Nouveau-Brunswick: les chefs débattent du recrutement des médecins

FREDERICTON — Les chefs des partis politiques du Nouveau-Brunswick ont croisé le fer sur des enjeux de soins de santé, d’éducation et de développement économique lors d’un débat télévisé mercredi soir.

Le débat en français avec traduction simultanée était diffusé par CBC/Radio-Canada.

Seuls deux des chefs présents sur cinq ont répondu en français aux questions des modérateurs et du public, soit le chef du Parti libéral, Kevin Vickers, et le chef du Parti vert, David Coon.

Sur le front de la santé, le chef progressiste-conservateur, Blaine Higgs, a déclaré que le gouvernement doit chercher des moyens novateurs de fournir des services en raison de la concurrence pour attirer des médecins dans la province.

«Nous avons appris par le biais de la COVID à quel point nous pouvons être bons. Ce n’est pas le moment de penser aux moyens du passé. C’est le moment de réfléchir à l’avenir. Avoir une vision de l’avenir signifie trouver de nouvelles façons de fournir des soins de santé», a déclaré M. Higgs.

Le chef du Parti libéral, Kevin Vickers, a accusé M. Higgs d’avoir un plan pour réduire les services plutôt que de les améliorer.

Selon M. Vickers, le chef progressiste-conservateur a un «agenda caché» en ce qui a trait à la réduction des services de santé.

D’autres chefs ont déclaré qu’ils renforceraient le recrutement de médecins ainsi que les services en santé mentale et en toxicomanie si leur parti formait le gouvernement après les élections de lundi.

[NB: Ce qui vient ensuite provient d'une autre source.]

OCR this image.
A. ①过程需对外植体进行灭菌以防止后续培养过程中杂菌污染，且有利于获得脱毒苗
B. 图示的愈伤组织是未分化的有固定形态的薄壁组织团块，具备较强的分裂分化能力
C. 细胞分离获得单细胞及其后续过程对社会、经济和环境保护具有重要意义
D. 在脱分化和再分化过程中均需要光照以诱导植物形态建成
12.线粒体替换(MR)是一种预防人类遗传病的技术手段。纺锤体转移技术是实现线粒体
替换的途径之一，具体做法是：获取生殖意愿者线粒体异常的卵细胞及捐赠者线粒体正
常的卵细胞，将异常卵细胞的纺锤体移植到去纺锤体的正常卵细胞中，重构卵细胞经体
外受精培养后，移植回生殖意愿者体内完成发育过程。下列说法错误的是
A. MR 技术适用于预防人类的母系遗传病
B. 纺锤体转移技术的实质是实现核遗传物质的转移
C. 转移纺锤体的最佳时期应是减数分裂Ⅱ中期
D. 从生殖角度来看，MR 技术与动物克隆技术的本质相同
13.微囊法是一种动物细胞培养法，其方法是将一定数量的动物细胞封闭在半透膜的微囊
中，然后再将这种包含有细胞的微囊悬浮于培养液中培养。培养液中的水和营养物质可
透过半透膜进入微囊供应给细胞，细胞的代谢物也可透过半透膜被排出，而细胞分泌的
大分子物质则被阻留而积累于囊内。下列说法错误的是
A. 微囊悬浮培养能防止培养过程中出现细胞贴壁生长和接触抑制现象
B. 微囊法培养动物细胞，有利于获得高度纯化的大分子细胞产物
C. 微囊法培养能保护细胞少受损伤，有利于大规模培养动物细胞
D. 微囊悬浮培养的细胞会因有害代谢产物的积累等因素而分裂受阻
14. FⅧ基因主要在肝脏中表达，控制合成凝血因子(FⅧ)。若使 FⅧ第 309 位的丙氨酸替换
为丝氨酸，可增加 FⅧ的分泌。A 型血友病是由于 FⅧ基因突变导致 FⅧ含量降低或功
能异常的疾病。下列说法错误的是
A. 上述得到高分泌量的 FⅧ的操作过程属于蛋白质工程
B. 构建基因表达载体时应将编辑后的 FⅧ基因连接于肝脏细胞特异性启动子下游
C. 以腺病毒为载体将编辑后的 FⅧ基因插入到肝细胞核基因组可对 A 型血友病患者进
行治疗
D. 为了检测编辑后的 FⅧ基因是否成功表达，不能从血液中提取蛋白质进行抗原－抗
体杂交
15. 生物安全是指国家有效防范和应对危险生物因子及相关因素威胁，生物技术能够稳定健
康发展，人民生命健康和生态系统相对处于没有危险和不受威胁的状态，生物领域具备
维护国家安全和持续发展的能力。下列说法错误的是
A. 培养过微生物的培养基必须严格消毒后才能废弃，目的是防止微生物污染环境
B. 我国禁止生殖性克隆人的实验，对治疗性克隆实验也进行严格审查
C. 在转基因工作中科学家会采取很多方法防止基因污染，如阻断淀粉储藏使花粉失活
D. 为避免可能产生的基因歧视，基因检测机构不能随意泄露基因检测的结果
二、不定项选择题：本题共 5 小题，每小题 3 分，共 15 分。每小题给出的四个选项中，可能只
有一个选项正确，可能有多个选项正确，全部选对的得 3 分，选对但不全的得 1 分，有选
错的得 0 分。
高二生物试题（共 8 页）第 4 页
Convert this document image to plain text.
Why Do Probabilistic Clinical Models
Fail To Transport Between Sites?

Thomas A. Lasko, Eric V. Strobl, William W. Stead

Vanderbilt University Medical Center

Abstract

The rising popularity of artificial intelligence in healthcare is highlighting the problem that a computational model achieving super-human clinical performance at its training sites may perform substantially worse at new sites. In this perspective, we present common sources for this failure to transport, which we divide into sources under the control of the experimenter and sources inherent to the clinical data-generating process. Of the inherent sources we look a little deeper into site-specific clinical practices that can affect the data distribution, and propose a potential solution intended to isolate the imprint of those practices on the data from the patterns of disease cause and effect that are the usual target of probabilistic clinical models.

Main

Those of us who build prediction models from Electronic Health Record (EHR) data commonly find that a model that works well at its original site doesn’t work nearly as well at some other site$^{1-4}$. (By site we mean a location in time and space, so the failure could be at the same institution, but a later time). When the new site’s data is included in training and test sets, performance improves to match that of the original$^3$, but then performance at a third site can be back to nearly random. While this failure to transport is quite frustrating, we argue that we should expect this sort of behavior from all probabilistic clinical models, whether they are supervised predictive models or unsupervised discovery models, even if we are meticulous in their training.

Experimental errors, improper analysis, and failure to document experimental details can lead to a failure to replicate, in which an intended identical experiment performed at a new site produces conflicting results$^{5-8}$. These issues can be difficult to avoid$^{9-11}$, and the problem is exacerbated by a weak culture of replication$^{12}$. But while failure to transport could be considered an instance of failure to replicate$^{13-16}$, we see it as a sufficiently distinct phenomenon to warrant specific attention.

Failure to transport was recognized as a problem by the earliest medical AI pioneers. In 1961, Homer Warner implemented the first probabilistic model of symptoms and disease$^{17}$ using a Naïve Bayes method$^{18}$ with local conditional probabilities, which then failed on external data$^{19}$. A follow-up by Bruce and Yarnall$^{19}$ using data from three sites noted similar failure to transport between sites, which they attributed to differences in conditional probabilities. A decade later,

«C’est très important. Il s’agit de retirer les 30 000 Néo-Brunswickois qui sont sur une liste d’attente de cette liste d’attente. Cela consiste en partie à encourager les médecins de famille à pratiquer dans cette province», a déclaré le chef par intérim du NPD, Mackenzie Thomason.

En ce qui concerne l’éducation, tous les chefs ont critiqué les gouvernements successifs qui modifient les programmes d’études et n’améliorent pas un programme d’immersion française qui ne connaît qu’un taux de réussite de 10%.

«Et si l’immersion française ne fait pas le travail que nous nous devons de faire en tant que Néo-Brunswickois, nous devrons nous pencher sur des méthodes de rechange comme le font d’autres nations et pays pour s’assurer que nos enfants ont des opportunités dans les deux langues», a déclaré le chef de l’Alliance des gens du Nouveau-Brunswick, Kris Austin.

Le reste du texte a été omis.